11am The Telescope of Time: Reflections on Historical Fiction
Rose Tremain, author of Music and Silence and Restoration gives the keynote talk, explaining why she has been attracted so often to the genre of historical fiction; and talks about her fascination with the ways the past can mirror the present. She addresses how the genre is currently regarded by critics and the marketplace, and talks about her recent decision to abandon historical fiction for the time being. She also presents a personal view of how to do historical research and how to work with research material.
12 noon Writing Personal Histories
Patricia Duncker, Jane Dunn, Judith Flanders, Elaine Feinstein
This session will examine the different impulses of the biographer, historian and novelist when constructing narrative and conjuring ‘characters’ from history. Each writer explains how she has explored the contested border territories between the factual and the fictional in an attempt to ‘know’ the past.
Jane Dunn has written biographies of Mary Shelley and Antonia White and a study of the relationship between Virginia Woolf and Vanessa Bell; her most recent book is a dual biography of the rival queens, Elizabeth and Mary. Judith Flanders is the author of Consuming Passions: Leisure and Pleasure in Victorian Britain, and A Circle of Sisters, a joint biography of Alice Kipling, Georgiana Burne-Jones, Agnes Poynder and Louisa Baldwin. Patricia Duncker is author of novels such as Hallucinating Foucault and James Miranda Barry, where her ‘own’ characters share the pages with re-imagined ‘real’ figures.

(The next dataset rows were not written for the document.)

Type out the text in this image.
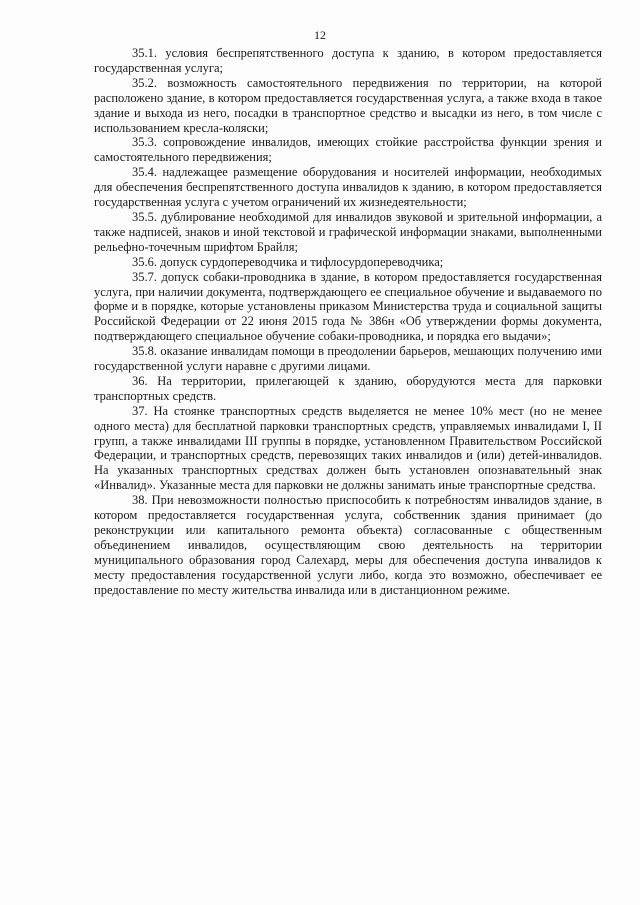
12

35.1. условия беспрепятственного доступа к зданию, в котором предоставляется государственная услуга;

35.2. возможность самостоятельного передвижения по территории, на которой расположено здание, в котором предоставляется государственная услуга, а также входа в такое здание и выхода из него, посадки в транспортное средство и высадки из него, в том числе с использованием кресла-коляски;

35.3. сопровождение инвалидов, имеющих стойкие расстройства функции зрения и самостоятельного передвижения;

35.4. надлежащее размещение оборудования и носителей информации, необходимых для обеспечения беспрепятственного доступа инвалидов к зданию, в котором предоставляется государственная услуга с учетом ограничений их жизнедеятельности;

35.5. дублирование необходимой для инвалидов звуковой и зрительной информации, а также надписей, знаков и иной текстовой и графической информации знаками, выполненными рельефно-точечным шрифтом Брайля;

35.6. допуск сурдопереводчика и тифлосурдопереводчика;

35.7. допуск собаки-проводника в здание, в котором предоставляется государственная услуга, при наличии документа, подтверждающего ее специальное обучение и выдаваемого по форме и в порядке, которые установлены приказом Министерства труда и социальной защиты Российской Федерации от 22 июня 2015 года № 386н «Об утверждении формы документа, подтверждающего специальное обучение собаки-проводника, и порядка его выдачи»;

35.8. оказание инвалидам помощи в преодолении барьеров, мешающих получению ими государственной услуги наравне с другими лицами.

36. На территории, прилегающей к зданию, оборудуются места для парковки транспортных средств.

37. На стоянке транспортных средств выделяется не менее 10% мест (но не менее одного места) для бесплатной парковки транспортных средств, управляемых инвалидами I, II групп, а также инвалидами III группы в порядке, установленном Правительством Российской Федерации, и транспортных средств, перевозящих таких инвалидов и (или) детей-инвалидов. На указанных транспортных средствах должен быть установлен опознавательный знак «Инвалид». Указанные места для парковки не должны занимать иные транспортные средства.

38. При невозможности полностью приспособить к потребностям инвалидов здание, в котором предоставляется государственная услуга, собственник здания принимает (до реконструкции или капитального ремонта объекта) согласованные с общественным объединением инвалидов, осуществляющим свою деятельность на территории муниципального образования город Салехард, меры для обеспечения доступа инвалидов к месту предоставления государственной услуги либо, когда это возможно, обеспечивает ее предоставление по месту жительства инвалида или в дистанционном режиме.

The session is chaired by poet, novelist and biographer Elaine Feinstein. Feinstein’s biographies include lives of Anna Akhmatova, Marina Tsvetayeva and Lawrence’s women.

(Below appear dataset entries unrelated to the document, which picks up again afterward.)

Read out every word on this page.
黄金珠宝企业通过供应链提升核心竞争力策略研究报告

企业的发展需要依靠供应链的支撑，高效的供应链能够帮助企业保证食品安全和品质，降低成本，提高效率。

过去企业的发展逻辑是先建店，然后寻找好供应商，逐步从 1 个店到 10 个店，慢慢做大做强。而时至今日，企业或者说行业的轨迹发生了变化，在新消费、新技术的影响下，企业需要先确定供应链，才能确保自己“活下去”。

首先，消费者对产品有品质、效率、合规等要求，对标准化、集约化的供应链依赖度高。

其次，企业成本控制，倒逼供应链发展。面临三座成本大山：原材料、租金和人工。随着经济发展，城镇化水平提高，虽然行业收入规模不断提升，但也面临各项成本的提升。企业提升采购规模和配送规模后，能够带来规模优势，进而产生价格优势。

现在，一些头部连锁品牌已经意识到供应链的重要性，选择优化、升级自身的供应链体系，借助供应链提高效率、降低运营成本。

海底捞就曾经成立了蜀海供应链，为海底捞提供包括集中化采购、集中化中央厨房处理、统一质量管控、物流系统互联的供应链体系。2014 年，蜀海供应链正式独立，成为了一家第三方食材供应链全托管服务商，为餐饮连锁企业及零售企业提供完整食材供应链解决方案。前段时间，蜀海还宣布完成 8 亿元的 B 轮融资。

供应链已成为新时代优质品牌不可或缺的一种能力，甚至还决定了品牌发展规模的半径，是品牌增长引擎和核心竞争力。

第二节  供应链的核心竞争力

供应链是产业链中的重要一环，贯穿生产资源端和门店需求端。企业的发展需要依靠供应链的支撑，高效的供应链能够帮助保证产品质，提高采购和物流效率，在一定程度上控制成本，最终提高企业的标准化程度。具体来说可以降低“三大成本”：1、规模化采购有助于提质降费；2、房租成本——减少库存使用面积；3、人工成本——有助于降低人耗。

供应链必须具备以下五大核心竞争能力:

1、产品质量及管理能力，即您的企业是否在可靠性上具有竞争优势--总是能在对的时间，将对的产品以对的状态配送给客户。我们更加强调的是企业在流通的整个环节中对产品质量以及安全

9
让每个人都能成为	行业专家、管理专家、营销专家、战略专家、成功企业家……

2.30pm Writing Nation History
Tahmina Anam, Marilyn Heward Mills, Delia Jarrett-Macauley
Is it sensible to trust the facts a fiction writer gives you? Whose facts are they, and how were they come by? Should a novelist feel responsible to ‘tell the truth’? What are the constraints and liberations of writing for an audience unfamiliar with the story’s background. This session explores the creative and practical dilemmas faced by novelists dealing with a historical evidence base, and researching internationally.
Tahmina Anam, is the author of A Golden Age, set against the backdrop of the Bangladesh War of Independence. Marilyn Heward Mills’s first novel Cloth Girl is set in the Gold Coast of the 1940s. Delia Jarrett-Macauley wrote about Sierra Leone in the novel Moses, Citizen and Me, later revisiting this ‘factually’ in a radio documentary. The session is chaired by novelist-playwright Sunny Singh, course leader for Creative Writing at London Metropolitan University.